Step 7: Keep a well-organized model in the area
After training, we keep our model:
model.save_pretrained("lora_model") # Local saving
tokenizer.save_pretrained("lora_model")
What you do: Keeps the Lora model that is well prepared with Tokenzer in a place indicator.
Step 8: Upload model to kiss the face of the face
Finally, we upload our beautiful face refreshing model:
import os
from google.colab import userdata
HF_TOKEN = userdata.get('HF_WRITE_API_KEY')
model.push_to_hub_merged("nikhiljatiwal/Llama-3.2-3B-Instruct-code-bnb-4bit", tokenizer, save_method = "merged_16bit", token=HF_TOKEN)

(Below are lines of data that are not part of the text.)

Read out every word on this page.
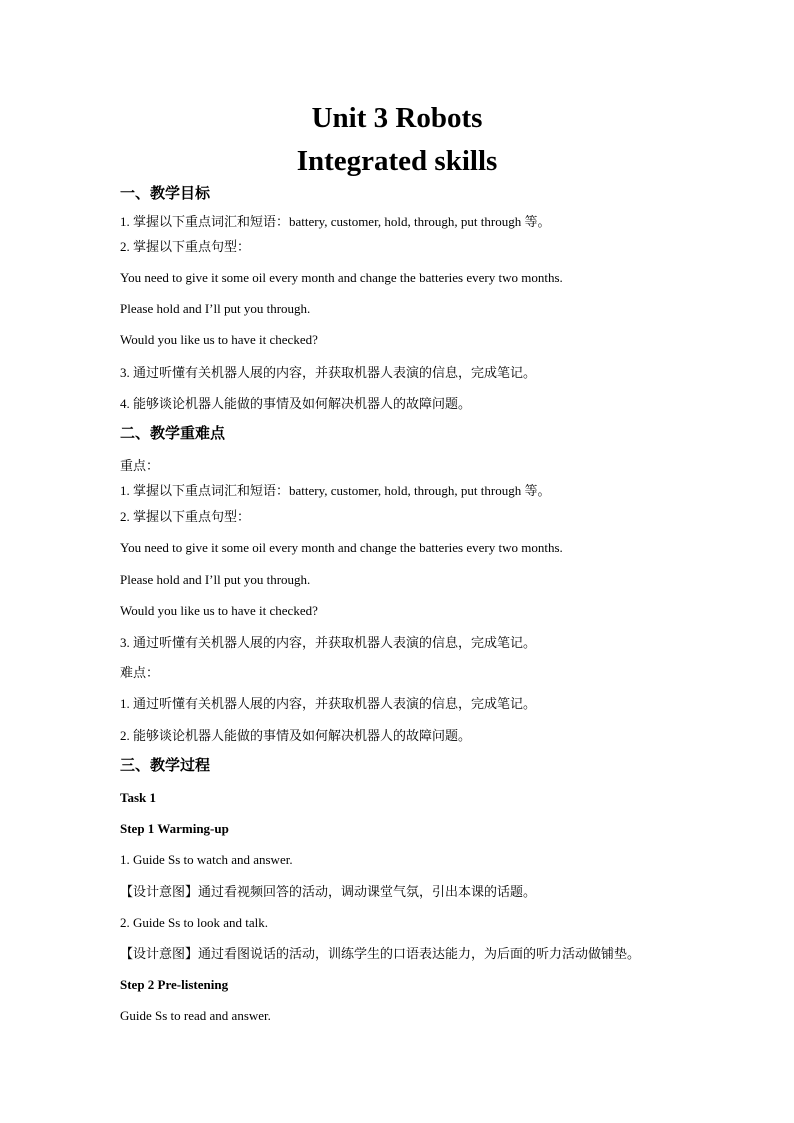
Unit 3 Robots
Integrated skills
一、教学目标
1. 掌握以下重点词汇和短语：battery, customer, hold, through, put through 等。
2. 掌握以下重点句型：
You need to give it some oil every month and change the batteries every two months.
Please hold and I’ll put you through.
Would you like us to have it checked?
3. 通过听懂有关机器人展的内容，并获取机器人表演的信息，完成笔记。
4. 能够谈论机器人能做的事情及如何解决机器人的故障问题。
二、教学重难点
重点：
1. 掌握以下重点词汇和短语：battery, customer, hold, through, put through 等。
2. 掌握以下重点句型：
You need to give it some oil every month and change the batteries every two months.
Please hold and I’ll put you through.
Would you like us to have it checked?
3. 通过听懂有关机器人展的内容，并获取机器人表演的信息，完成笔记。
难点：
1. 通过听懂有关机器人展的内容，并获取机器人表演的信息，完成笔记。
2. 能够谈论机器人能做的事情及如何解决机器人的故障问题。
三、教学过程
Task 1
Step 1 Warming-up
1. Guide Ss to watch and answer.
【设计意图】通过看视频回答的活动，调动课堂气氛，引出本课的话题。
2. Guide Ss to look and talk.
【设计意图】通过看图说话的活动，训练学生的口语表达能力，为后面的听力活动做铺垫。
Step 2 Pre-listening
Guide Ss to read and answer.
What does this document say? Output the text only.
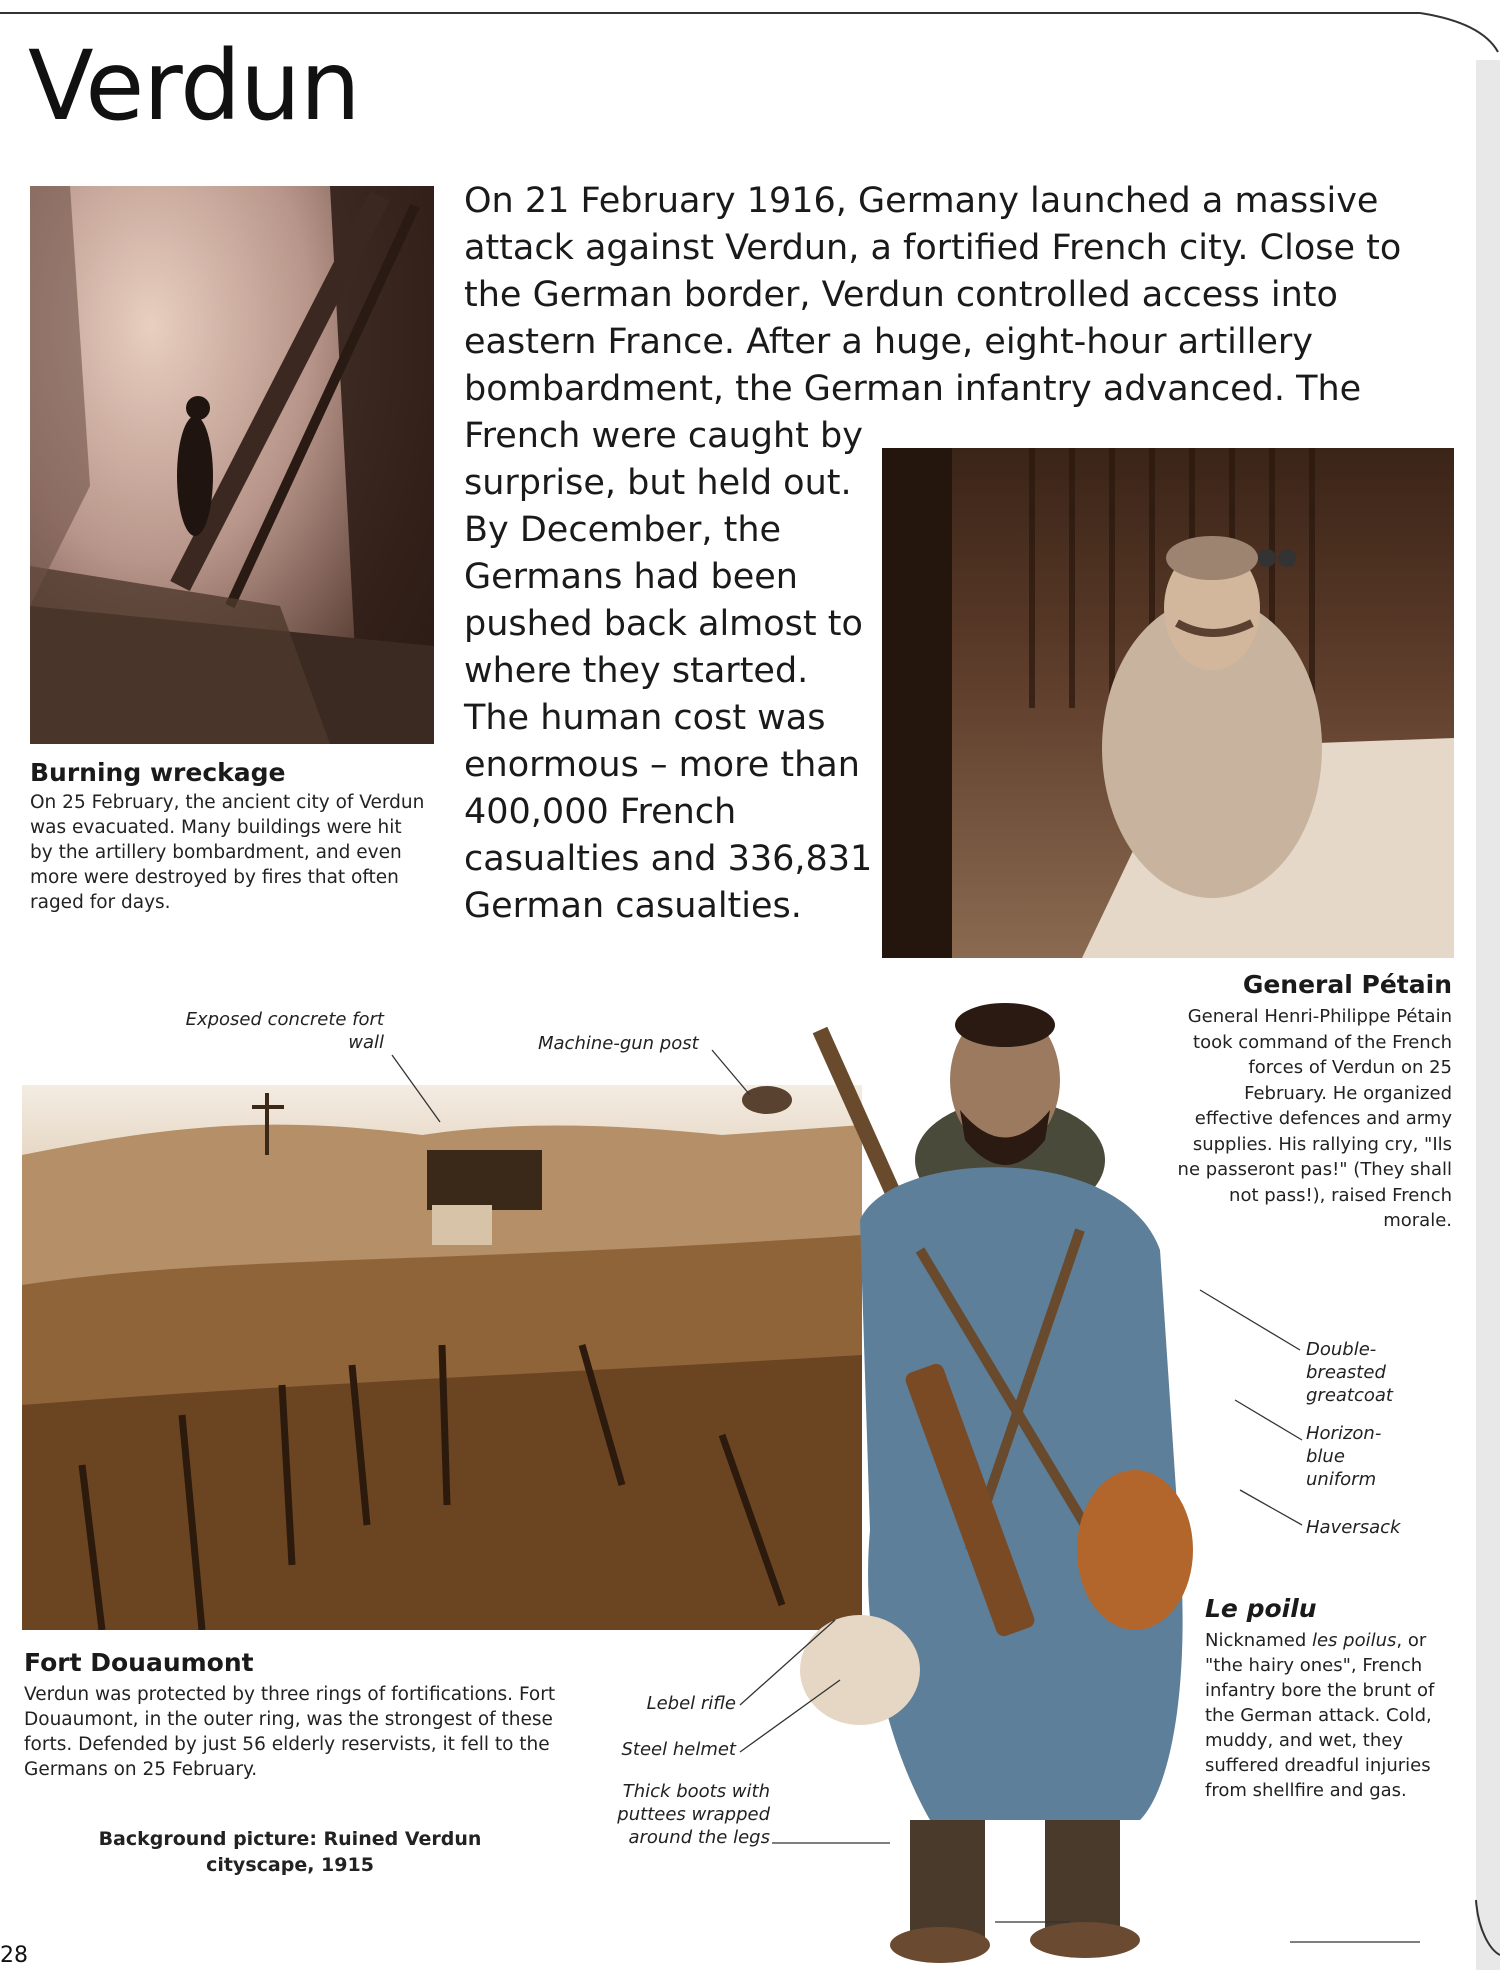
Verdun
Burning wreckage
On 25 February, the ancient city of Verdun was evacuated. Many buildings were hit by the artillery bombardment, and even more were destroyed by fires that often raged for days.
On 21 February 1916, Germany launched a massive attack against Verdun, a fortified French city. Close to the German border, Verdun controlled access into eastern France. After a huge, eight-hour artillery bombardment, the German infantry advanced. The
French were caught by surprise, but held out. By December, the Germans had been pushed back almost to where they started. The human cost was enormous – more than 400,000 French casualties and 336,831 German casualties.
General Pétain
General Henri-Philippe Pétain took command of the French forces of Verdun on 25 February. He organized effective defences and army supplies. His rallying cry, "Ils ne passeront pas!" (They shall not pass!), raised French morale.
Exposed concrete fort wall	Machine-gun post
Fort Douaumont
Verdun was protected by three rings of fortifications. Fort Douaumont, in the outer ring, was the strongest of these forts. Defended by just 56 elderly reservists, it fell to the Germans on 25 February.
Background picture: Ruined Verdun cityscape, 1915
Double-breasted greatcoat
Horizon-blue uniform
Haversack
Lebel rifle
Steel helmet
Thick boots with puttees wrapped around the legs
Le poilu
Nicknamed les poilus, or "the hairy ones", French infantry bore the brunt of the German attack. Cold, muddy, and wet, they suffered dreadful injuries from shellfire and gas.
28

In this guide, we showed a complete flow of AI model customization of the facial formation. We have transformed Pastaset for the Python Return Dataset into a LLAMAMA format 3.2 with a special fastest system and load like a “Llama-Python-143k”. We have redemption the Mrlo model 3.2 using the relevant strategies (4 skills and Lora) with small computer resources. Finally, we share resources both in the National Synast, making our Python code assisted in the community. The project shows how AI Development is possible, making developers able to create special models in certain humble services.
Here is the Colab Notebook_LAMAMAM_3_2_2B_INRUCT_CODe including Colab Notebook_LAMAMAM_3_2_python_allpaca_143k . Also, don't forget to follow Sane and join ours Telegraph station including LinkedIn Grtopic. Don't forget to join ours 90k + ml subreddit.
🔥 [Register Now] Summit of the Minicon Virtual in Agentic AI: Free Registration + Certificate of Before Hour 4 Hour Court (May 21, 9 AM
Nikhil is a student of students in MarktechPost. Pursuing integrated graduates combined in the Indian Institute of Technology, Kharagpur. Nikhl is a UI / ML enthusiasm that searches for applications such as biomoutomostoments and biomedical science. After a solid in the Material Science, he examines new development and developing opportunities to contribute.